Ancak binlerce genç orada kaldı. Bu gençlerin önemli bir kısmı için sistemde sorun yoktu ama onlar “lidersizler” denilen kesimin “iyi iş çıkardınız, şimdi eve gidin ve Obama’ya oy verin” gevezeliğine rağmen orada olmaya devam ettiler.

Kitleyi yanlışa sevk etmeye çalışanlar ayaklanmayı parçalamak için çalışıyorlar.

Ama devrimci Marksist-Leninist hareketin küçük de olsa bir kesimi hâlâ orada.

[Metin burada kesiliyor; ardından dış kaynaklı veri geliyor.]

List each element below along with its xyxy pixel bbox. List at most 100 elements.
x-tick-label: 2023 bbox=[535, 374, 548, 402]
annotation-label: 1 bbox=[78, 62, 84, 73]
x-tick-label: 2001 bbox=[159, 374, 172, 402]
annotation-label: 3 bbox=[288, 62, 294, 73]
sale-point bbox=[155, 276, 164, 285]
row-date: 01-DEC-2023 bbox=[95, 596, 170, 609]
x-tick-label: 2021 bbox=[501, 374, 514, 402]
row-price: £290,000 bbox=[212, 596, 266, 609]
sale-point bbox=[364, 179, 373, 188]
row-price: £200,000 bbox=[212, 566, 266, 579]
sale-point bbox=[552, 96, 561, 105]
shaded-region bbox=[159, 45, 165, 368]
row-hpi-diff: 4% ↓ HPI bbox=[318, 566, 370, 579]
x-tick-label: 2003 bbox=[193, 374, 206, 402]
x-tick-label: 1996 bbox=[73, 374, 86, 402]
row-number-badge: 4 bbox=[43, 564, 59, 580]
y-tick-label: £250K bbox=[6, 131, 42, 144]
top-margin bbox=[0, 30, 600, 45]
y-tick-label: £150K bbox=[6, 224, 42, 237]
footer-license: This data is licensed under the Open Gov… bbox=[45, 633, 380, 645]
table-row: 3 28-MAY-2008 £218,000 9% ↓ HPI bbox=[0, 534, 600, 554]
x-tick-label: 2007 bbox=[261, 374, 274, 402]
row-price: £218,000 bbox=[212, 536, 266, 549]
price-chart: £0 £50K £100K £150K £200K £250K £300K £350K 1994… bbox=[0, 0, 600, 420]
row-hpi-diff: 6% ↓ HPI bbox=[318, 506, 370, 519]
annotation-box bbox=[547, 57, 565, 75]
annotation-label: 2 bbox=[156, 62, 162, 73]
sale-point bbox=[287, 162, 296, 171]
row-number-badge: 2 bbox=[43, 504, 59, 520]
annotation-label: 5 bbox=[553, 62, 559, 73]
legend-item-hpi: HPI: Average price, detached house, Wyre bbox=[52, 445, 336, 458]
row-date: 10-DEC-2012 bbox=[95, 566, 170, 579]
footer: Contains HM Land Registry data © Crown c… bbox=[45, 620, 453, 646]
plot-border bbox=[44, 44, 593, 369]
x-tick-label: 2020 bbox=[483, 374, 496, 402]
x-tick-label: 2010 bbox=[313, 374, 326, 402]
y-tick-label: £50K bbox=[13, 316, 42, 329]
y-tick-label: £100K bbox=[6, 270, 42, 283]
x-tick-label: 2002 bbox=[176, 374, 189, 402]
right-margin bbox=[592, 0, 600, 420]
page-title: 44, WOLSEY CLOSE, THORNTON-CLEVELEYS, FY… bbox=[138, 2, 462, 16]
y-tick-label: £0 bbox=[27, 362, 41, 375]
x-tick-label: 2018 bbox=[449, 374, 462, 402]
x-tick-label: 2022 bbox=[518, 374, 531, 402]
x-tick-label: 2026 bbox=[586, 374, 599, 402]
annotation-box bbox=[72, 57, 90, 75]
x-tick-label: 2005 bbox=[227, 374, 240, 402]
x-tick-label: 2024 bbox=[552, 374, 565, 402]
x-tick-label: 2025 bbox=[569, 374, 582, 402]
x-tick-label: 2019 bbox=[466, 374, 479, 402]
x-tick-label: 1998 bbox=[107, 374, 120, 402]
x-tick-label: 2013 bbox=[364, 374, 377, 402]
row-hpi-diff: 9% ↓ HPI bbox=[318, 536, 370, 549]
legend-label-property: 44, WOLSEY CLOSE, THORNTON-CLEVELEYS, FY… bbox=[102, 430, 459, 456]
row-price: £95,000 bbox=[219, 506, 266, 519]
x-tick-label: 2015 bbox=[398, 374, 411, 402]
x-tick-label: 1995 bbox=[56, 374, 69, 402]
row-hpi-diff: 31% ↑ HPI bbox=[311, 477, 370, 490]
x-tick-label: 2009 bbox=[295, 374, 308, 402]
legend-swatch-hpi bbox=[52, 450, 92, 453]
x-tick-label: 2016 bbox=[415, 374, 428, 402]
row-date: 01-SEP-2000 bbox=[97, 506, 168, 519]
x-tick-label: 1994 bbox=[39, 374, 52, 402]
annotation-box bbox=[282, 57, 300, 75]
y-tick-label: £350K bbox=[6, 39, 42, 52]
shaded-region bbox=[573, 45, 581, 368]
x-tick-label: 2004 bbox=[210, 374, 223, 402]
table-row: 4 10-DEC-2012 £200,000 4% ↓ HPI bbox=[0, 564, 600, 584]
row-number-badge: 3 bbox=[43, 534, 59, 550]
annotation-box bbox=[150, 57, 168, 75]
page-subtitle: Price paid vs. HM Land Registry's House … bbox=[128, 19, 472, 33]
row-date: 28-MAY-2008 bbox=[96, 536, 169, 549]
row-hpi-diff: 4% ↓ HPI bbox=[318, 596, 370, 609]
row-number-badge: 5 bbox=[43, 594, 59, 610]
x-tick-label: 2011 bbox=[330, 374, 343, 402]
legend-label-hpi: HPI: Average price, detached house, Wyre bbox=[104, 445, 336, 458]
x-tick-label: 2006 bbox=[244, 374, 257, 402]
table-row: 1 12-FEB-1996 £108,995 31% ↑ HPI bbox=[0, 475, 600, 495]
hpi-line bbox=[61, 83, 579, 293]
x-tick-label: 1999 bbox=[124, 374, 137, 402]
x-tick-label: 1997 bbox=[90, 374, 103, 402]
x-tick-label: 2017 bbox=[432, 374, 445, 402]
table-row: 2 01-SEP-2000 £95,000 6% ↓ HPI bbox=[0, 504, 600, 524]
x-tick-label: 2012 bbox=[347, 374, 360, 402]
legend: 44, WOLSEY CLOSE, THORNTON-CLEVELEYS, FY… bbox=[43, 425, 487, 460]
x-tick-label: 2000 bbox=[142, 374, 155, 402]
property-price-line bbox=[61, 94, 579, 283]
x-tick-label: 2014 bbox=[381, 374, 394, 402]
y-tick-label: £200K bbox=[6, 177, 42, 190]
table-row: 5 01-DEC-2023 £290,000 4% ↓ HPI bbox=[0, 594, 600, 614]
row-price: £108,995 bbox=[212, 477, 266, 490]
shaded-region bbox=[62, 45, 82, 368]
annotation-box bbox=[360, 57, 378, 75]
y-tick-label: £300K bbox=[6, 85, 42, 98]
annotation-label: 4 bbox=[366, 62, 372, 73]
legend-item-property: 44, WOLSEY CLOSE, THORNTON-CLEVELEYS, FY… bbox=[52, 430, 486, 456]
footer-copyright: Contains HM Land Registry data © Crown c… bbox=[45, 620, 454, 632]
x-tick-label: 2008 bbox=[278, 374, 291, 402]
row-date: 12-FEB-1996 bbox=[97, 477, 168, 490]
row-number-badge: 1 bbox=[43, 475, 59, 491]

Wall Street’i İşgal Et, “anayasa günü”nde işe koyulduğu için böbürlenen bir hareket olmaktan çıkıp 1 Mayıs’ta Genel Grev çağrısı yapan bir harekete dönüştü.

Şimdi Birlik Meydanı’ndaki işgalciler arasında en yaygın soru şu: “Onca dizüstü bilgisayarı nereye gitti?”

Tüm liberal blogcular gitti. Tüm çiçek çocukları ve Demokrat Parti yalakaları gözden kayboldu.

Wall Street’i İşgal Et, beyaz çoğunluğun hâkimiyetinden çıkıp geniş ölçüde çok milletli bir gruplaşmaya evrildi. STK’lerin fonladığı liberallerin “profesyonel sol”unu başından defetti. Hareket, bu kesimin yardakçılarını ya korkuttu ya da saflarına kattı.

Bugün hareketin merkezinde asabi pankçılar, anarko-sendikalistler, işten çıkartılmış orta yaşlı işçiler ve gerçek devrimci eylemciler duruyor.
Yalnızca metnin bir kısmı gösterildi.